Patients with Addison's disease have impaired ability to excrete free water. The mechanism of this defect is still not clear. These experiments were designed to help clarify the role of altered renal hemodynamics in the genesis of the defect. Six patients with Addison's disease were studied. Enough salt and water was administered to maintain adequate hydration throughout the study but no hormonal replacement was instituted. After a water load, the urine output (V), free water clearance (C H 2O ), sodium excretion (U NaV), total solute clearance (C Osm), inulin clearance (C ln), and para-aminohippurate clearance (C PAH) were measured by standard clearance techniques. In the control studies V and C H 2O were abnormally low. The studies were repeated after administration of DOCA, 2.5 mg daily, for a week. This medication decreased U NaV and improved the plasma electrolyte profile but did not cause a significant change in V, C H 2O , GFR, or RPF. The same studies were repeated once more after administration of prednisone, 5 mg daily in divided doses, for a week.
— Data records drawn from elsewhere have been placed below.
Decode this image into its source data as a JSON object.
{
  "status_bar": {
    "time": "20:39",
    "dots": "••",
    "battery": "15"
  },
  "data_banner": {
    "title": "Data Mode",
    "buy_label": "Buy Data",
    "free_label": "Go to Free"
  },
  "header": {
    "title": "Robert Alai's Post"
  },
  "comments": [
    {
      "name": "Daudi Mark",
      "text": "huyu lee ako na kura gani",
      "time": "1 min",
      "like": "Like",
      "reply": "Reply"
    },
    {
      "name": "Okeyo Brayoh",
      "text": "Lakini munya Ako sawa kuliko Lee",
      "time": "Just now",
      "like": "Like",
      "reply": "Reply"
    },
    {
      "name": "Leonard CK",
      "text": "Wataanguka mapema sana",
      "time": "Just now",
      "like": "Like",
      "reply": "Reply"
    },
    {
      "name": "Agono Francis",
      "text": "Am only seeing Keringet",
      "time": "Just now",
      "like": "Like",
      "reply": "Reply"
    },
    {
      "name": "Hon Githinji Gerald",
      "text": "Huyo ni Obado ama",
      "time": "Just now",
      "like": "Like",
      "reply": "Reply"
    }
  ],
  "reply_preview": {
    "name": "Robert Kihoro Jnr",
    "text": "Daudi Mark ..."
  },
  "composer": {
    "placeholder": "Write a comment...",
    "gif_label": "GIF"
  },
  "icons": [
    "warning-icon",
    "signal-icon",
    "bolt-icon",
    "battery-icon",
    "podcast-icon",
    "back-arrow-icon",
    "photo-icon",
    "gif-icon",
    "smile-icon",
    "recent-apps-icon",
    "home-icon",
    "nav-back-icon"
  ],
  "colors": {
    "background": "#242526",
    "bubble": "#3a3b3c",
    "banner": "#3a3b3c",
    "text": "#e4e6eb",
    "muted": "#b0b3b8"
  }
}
This drug induced a marked water diuresis while GFR and RPF remained unchanged. It is concluded that hypovolemia and altered renal hemodynamics are not the only mechanisms of the impaired water excretion in Addison's disease. A severe defect remains after normalization of hypovolemia and this is corrected by prednisone but not by DOCA, through mechanisms which do not involve changes in GFR or RPF.